PEDRO M. GONZÁLEZ.
Los juegos de seducción para la renovación de magistrados del Tribunal Constitucional provoca que los partidos se hagan señas con sus abanicos de un lado a otro de su posicionamiento en el estado para conseguir la cúpula (de la justicia, entiéndase). El cambio de cromos, y entre ellos el del inefable Conde-Pumpido, está servido.
La autocomplacencia del Tribunal Constitucional (TC) con su renovación política por la vía del consenso de los intereses de partido, además de constituir el reconocimiento de su docilidad e instrumentalidad política como filtro de la jurisdicción ordinaria es de una hipocresía absoluta.

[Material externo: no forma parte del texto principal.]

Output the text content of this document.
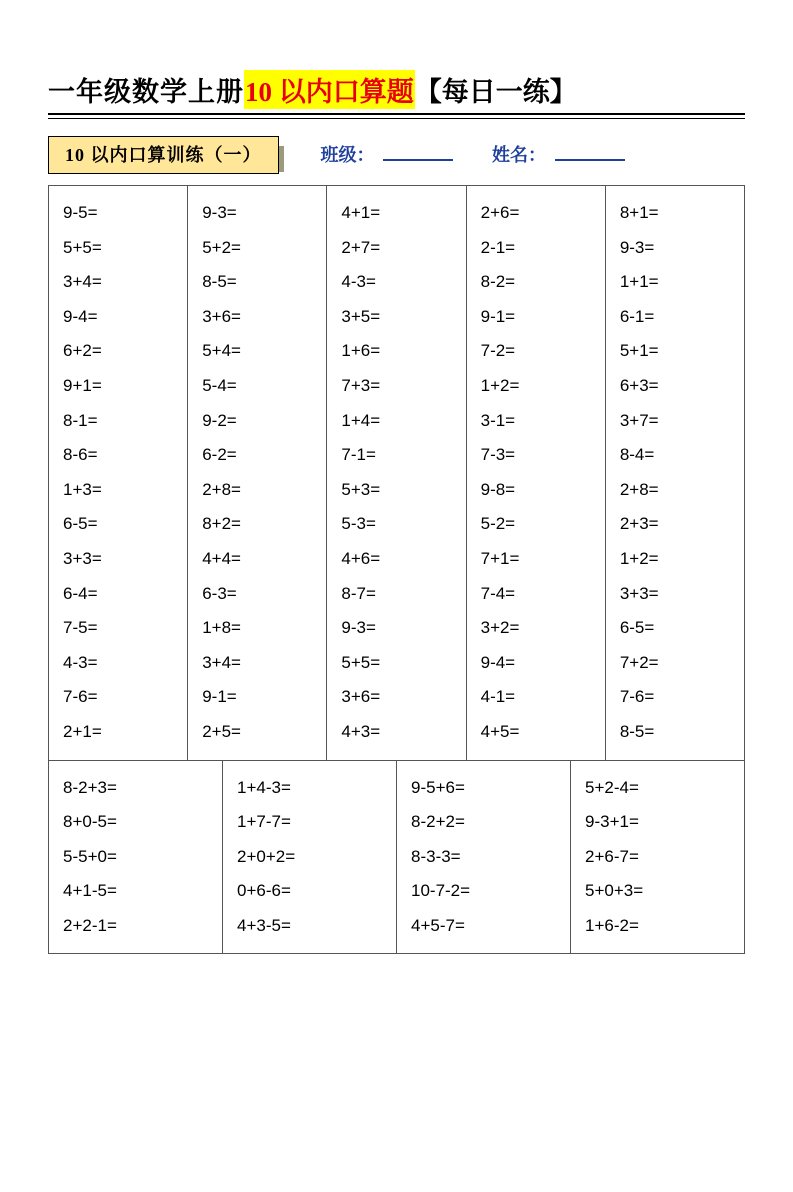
一年级数学上册 10 以内口算题 【每日一练】
10 以内口算训练（一）	班级：	姓名：
9-5=
5+5=
3+4=
9-4=
6+2=
9+1=
8-1=
8-6=
1+3=
6-5=
3+3=
6-4=
7-5=
4-3=
7-6=
2+1=
9-3=
5+2=
8-5=
3+6=
5+4=
5-4=
9-2=
6-2=
2+8=
8+2=
4+4=
6-3=
1+8=
3+4=
9-1=
2+5=
4+1=
2+7=
4-3=
3+5=
1+6=
7+3=
1+4=
7-1=
5+3=
5-3=
4+6=
8-7=
9-3=
5+5=
3+6=
4+3=
2+6=
2-1=
8-2=
9-1=
7-2=
1+2=
3-1=
7-3=
9-8=
5-2=
7+1=
7-4=
3+2=
9-4=
4-1=
4+5=
8+1=
9-3=
1+1=
6-1=
5+1=
6+3=
3+7=
8-4=
2+8=
2+3=
1+2=
3+3=
6-5=
7+2=
7-6=
8-5=
8-2+3=
8+0-5=
5-5+0=
4+1-5=
2+2-1=
1+4-3=
1+7-7=
2+0+2=
0+6-6=
4+3-5=
9-5+6=
8-2+2=
8-3-3=
10-7-2=
4+5-7=
5+2-4=
9-3+1=
2+6-7=
5+0+3=
1+6-2=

Porque si se habla de cumplimiento intrínseco de esta pseudoconstitución, pues no se puede definir de otra forma al no separar los poderes del estado en origen, no puede darse razón alguna para su continua infracción en aspectos tan relevantes como la prohibición del mandato imperativo de los legisladores respecto de los partidos que les incluyen en sus listas (Art. 67.2) ni la ruptura del principio de unidad jurisdiccional (Art. 117.5) que supone someter a las resoluciones de la jurisdicción ordinaria al plácet del poder político a través del propio TC. Tal es así que si hablamos de “cumplimiento” de la constitución, todas leyes emanadas de las Cortes y todas las sentencias dictadas por el TC son inconstitucionales al infringir tan elementales preceptos.
La auctoritas declarativa del Derecho que pertenece al Estado tiene su correlato en la potestas judicial del ejercicio exclusivo de la función jurisdiccional, juzgando y haciendo cumplir lo juzgado, lo que configura al Judicial como verdadera Facultad del Estado. Ese carácter arbitral de conductas sociales lo define como función estatal neutra, poveir null según Montesquieu, elevándolo a titular monopolístico de la capacidad de dar y privar derechos genéricamente reconocidos.
“Ni quito ni pongo rey, sólo sirvo a mi señor”, fueron las palabras que Betrand Du Guesclin pronunciaba mientras se agarraba a las piernas del rey de Castilla Pedro I “El Cruel” para que su rival y valedor del francés, Enrique II de Trastamara, pudiera apuñalarlo alevosamente. El paralelismo medieval con la función servil e instrumental de la justicia, en apariencia neutral a la contienda política pero de la que es simple elemento estratégico, se acredita con las explosiones incontroladas de júbilo y felicitaciones endogámicas de los miembros de la clase política y judicial, rayanas con el onanismo institucional, ante la novación del Tribunal Constitucional (TC).